My daughter Josie has Prader-Willi Syndrome (PWS), a rare and complicated chromosome disorder. So on Wednesday October 26, I will be front-crawling my way up and down Saxon Leisure Centre Pool in order to raise money for the PWSA UK Association. I'm going to see how many lengths I can manage before my legs go too wobbly. Oh, and for anyone expressing the most obvious concern - yes, I will be allowed to get out of the pool for wee breaks. 
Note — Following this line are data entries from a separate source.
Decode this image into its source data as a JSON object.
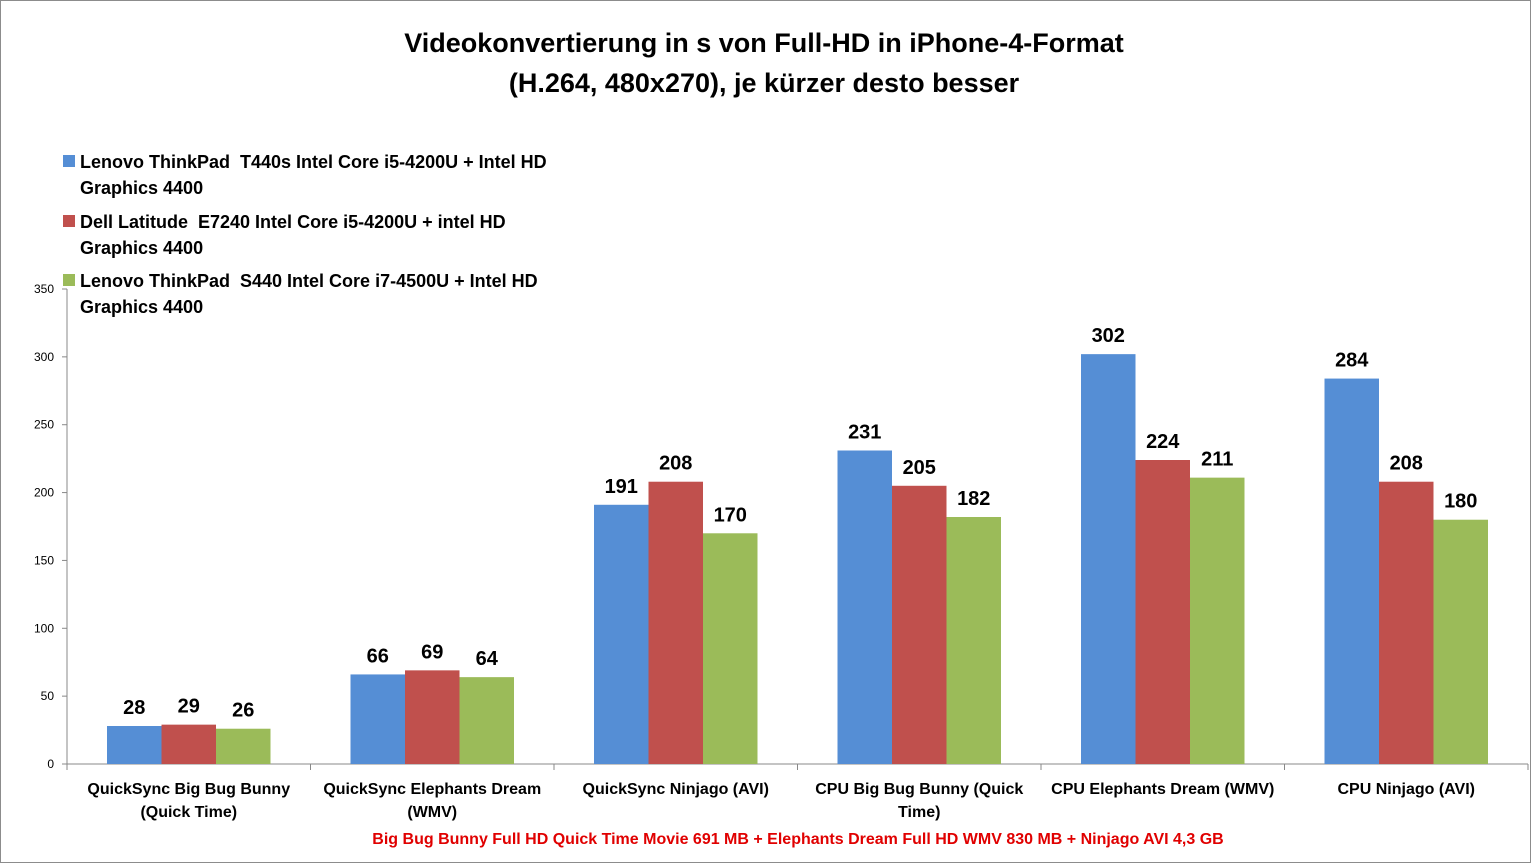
{
  "chart_data": {
    "type": "bar",
    "title_lines": [
      "Videokonvertierung in s von Full-HD in iPhone-4-Format",
      "(H.264, 480x270), je kürzer desto besser"
    ],
    "categories": [
      [
        "QuickSync Big Bug Bunny",
        "(Quick Time)"
      ],
      [
        "QuickSync Elephants Dream",
        "(WMV)"
      ],
      [
        "QuickSync Ninjago (AVI)"
      ],
      [
        "CPU Big Bug Bunny (Quick",
        "Time)"
      ],
      [
        "CPU Elephants Dream (WMV)"
      ],
      [
        "CPU Ninjago (AVI)"
      ]
    ],
    "series": [
      {
        "name_lines": [
          "Lenovo ThinkPad  T440s Intel Core i5-4200U + Intel HD",
          "Graphics 4400"
        ],
        "color": "#558ED5",
        "values": [
          28,
          66,
          191,
          231,
          302,
          284
        ]
      },
      {
        "name_lines": [
          "Dell Latitude  E7240 Intel Core i5-4200U + intel HD",
          "Graphics 4400"
        ],
        "color": "#C0504D",
        "values": [
          29,
          69,
          208,
          205,
          224,
          208
        ]
      },
      {
        "name_lines": [
          "Lenovo ThinkPad  S440 Intel Core i7-4500U + Intel HD",
          "Graphics 4400"
        ],
        "color": "#9BBB59",
        "values": [
          26,
          64,
          170,
          182,
          211,
          180
        ]
      }
    ],
    "ylim": [
      0,
      350
    ],
    "yticks": [
      0,
      50,
      100,
      150,
      200,
      250,
      300,
      350
    ],
    "grid": false,
    "legend_position": "top-left",
    "footnote": "Big Bug Bunny Full HD Quick Time Movie 691 MB + Elephants Dream Full HD WMV 830 MB + Ninjago AVI 4,3 GB",
    "footnote_color": "#E00000",
    "axis_color": "#888888"
  }
}
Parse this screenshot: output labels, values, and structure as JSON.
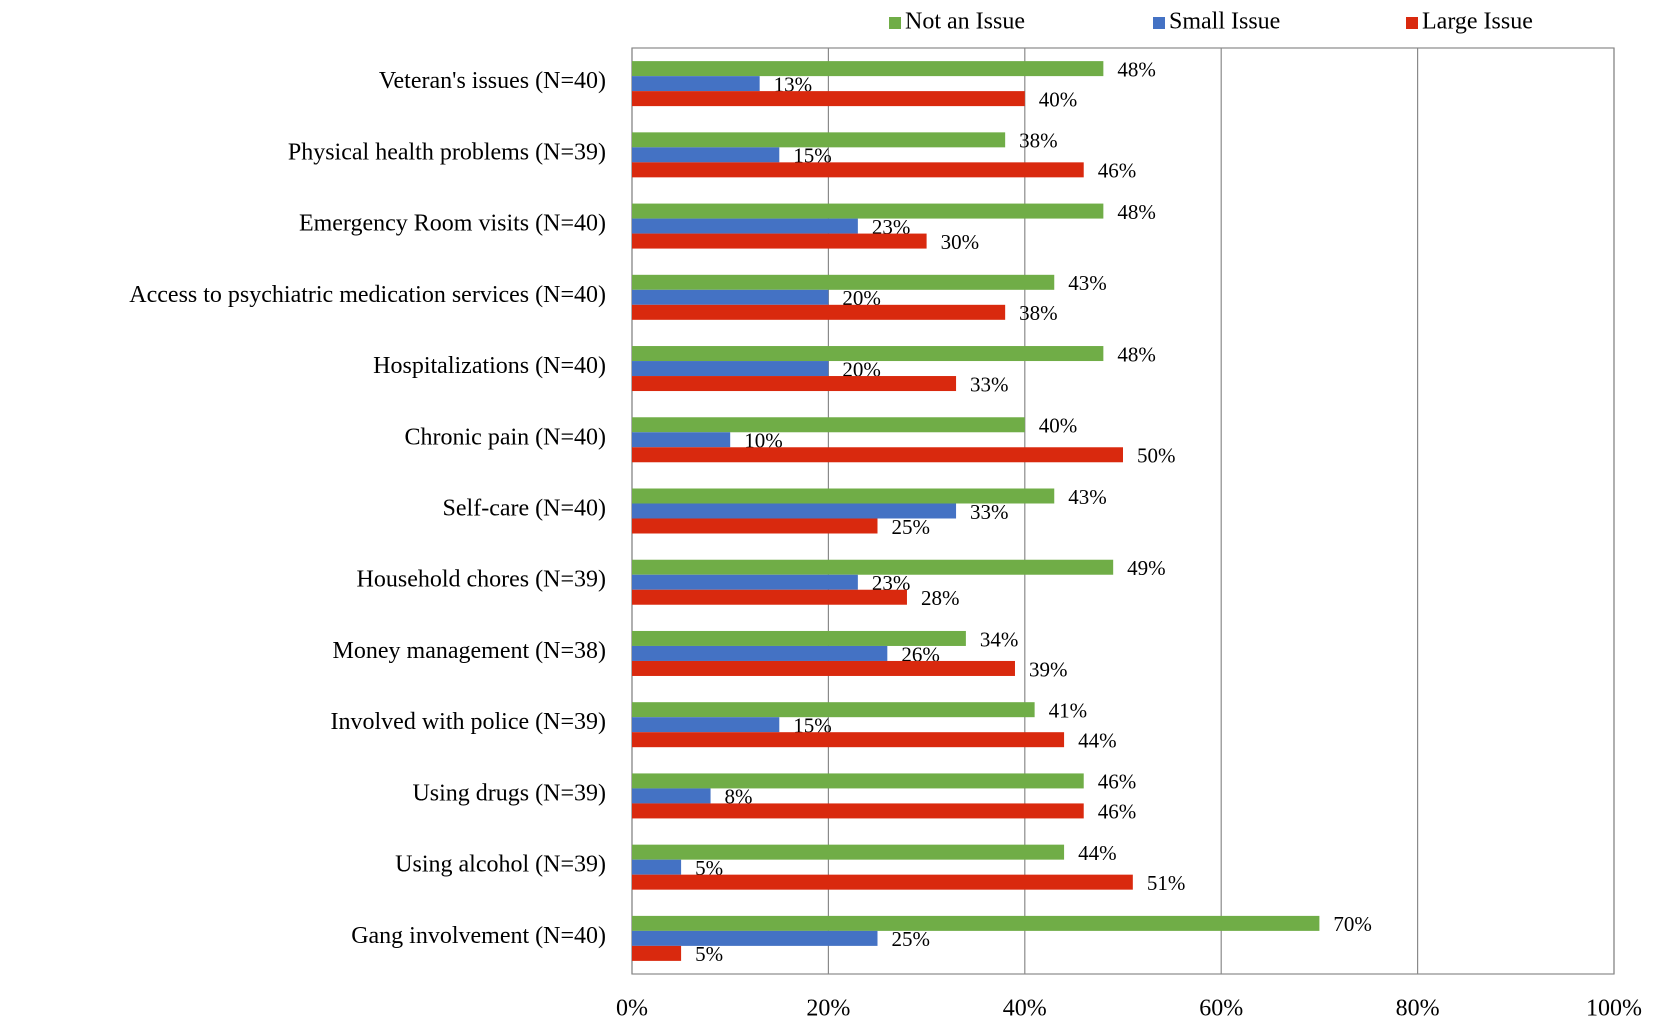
{
  "chart_data": {
    "type": "bar",
    "orientation": "horizontal",
    "categories": [
      "Veteran's issues (N=40)",
      "Physical health problems (N=39)",
      "Emergency Room visits (N=40)",
      "Access to psychiatric medication services (N=40)",
      "Hospitalizations (N=40)",
      "Chronic pain (N=40)",
      "Self-care (N=40)",
      "Household chores (N=39)",
      "Money management (N=38)",
      "Involved with police (N=39)",
      "Using drugs (N=39)",
      "Using alcohol (N=39)",
      "Gang involvement (N=40)"
    ],
    "series": [
      {
        "name": "Not an Issue",
        "color": "#70ad47",
        "values": [
          48,
          38,
          48,
          43,
          48,
          40,
          43,
          49,
          34,
          41,
          46,
          44,
          70
        ],
        "value_labels": [
          "48%",
          "38%",
          "48%",
          "43%",
          "48%",
          "40%",
          "43%",
          "49%",
          "34%",
          "41%",
          "46%",
          "44%",
          "70%"
        ]
      },
      {
        "name": "Small Issue",
        "color": "#4472c4",
        "values": [
          13,
          15,
          23,
          20,
          20,
          10,
          33,
          23,
          26,
          15,
          8,
          5,
          25
        ],
        "value_labels": [
          "13%",
          "15%",
          "23%",
          "20%",
          "20%",
          "10%",
          "33%",
          "23%",
          "26%",
          "15%",
          "8%",
          "5%",
          "25%"
        ]
      },
      {
        "name": "Large Issue",
        "color": "#d9290e",
        "values": [
          40,
          46,
          30,
          38,
          33,
          50,
          25,
          28,
          39,
          44,
          46,
          51,
          5
        ],
        "value_labels": [
          "40%",
          "46%",
          "30%",
          "38%",
          "33%",
          "50%",
          "25%",
          "28%",
          "39%",
          "44%",
          "46%",
          "51%",
          "5%"
        ]
      }
    ],
    "xlim": [
      0,
      100
    ],
    "xticks": [
      {
        "value": 0,
        "label": "0%"
      },
      {
        "value": 20,
        "label": "20%"
      },
      {
        "value": 40,
        "label": "40%"
      },
      {
        "value": 60,
        "label": "60%"
      },
      {
        "value": 80,
        "label": "80%"
      },
      {
        "value": 100,
        "label": "100%"
      }
    ],
    "grid": true,
    "legend": "top"
  }
}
Why? Well, I imagine I'll need a wee. Oh, I see, why am I doing the swimathon? Well, apart from looking mighty fine in goggles (see picture), I want to give back something to the PWSA UK. Through every stage of my girl's life, the association has been there to help us with support, advice, and information.

So what can I tell you about PWS?  It affects the part of the brain which controls appetite, growth, and sexual development. Although too weak to feed as a baby, children with PWS grow to have an insatiable appetite, and never physically feel full up. But because their bodies can't convert fat to muscle efficiently, they have to be on a strict diet, for life. If their food intake isn't controlled, they will suffer from life-threatening obesity. People with PWS are of small stature, have some form of learning disability, are unable to have children, and are unlikely ever to be able to live an independent life. Oh, and by the way, there's no cure.

That's the bad news. The good news is that nowadays, thanks to a better understanding of the condition - and to the work of dedicated organisations like PWSA UK -  life in a PWS family isn't just about what the person can't do, it's about what they CAN do. People with Prader-Willi can achieve amazing things, and lead happy and fulfilling lives. Did I mention they can be really funny, too?

Check out the PWSA UK website (http://www.pwsa.co.uk/) to learn more about the great work they do. You can also visit my blog, A Drake's Progress, (http://adrakesprogress.blogspot.co.uk/) for a warts and all, off-the-wall account of what it's like to live in a PWS family.

That's the who, what, where, and why. 

Now I'm asking you to do something. Fire up Paypal or get your credit card out and donate. Whatever you can spare - no amount is too small! Do The Gift Aid thing, too, if you can. JustGiving will send your money directly to the PWSA UK. 

I'm off to sniff some chlorine and reinforce my cozzie gussett.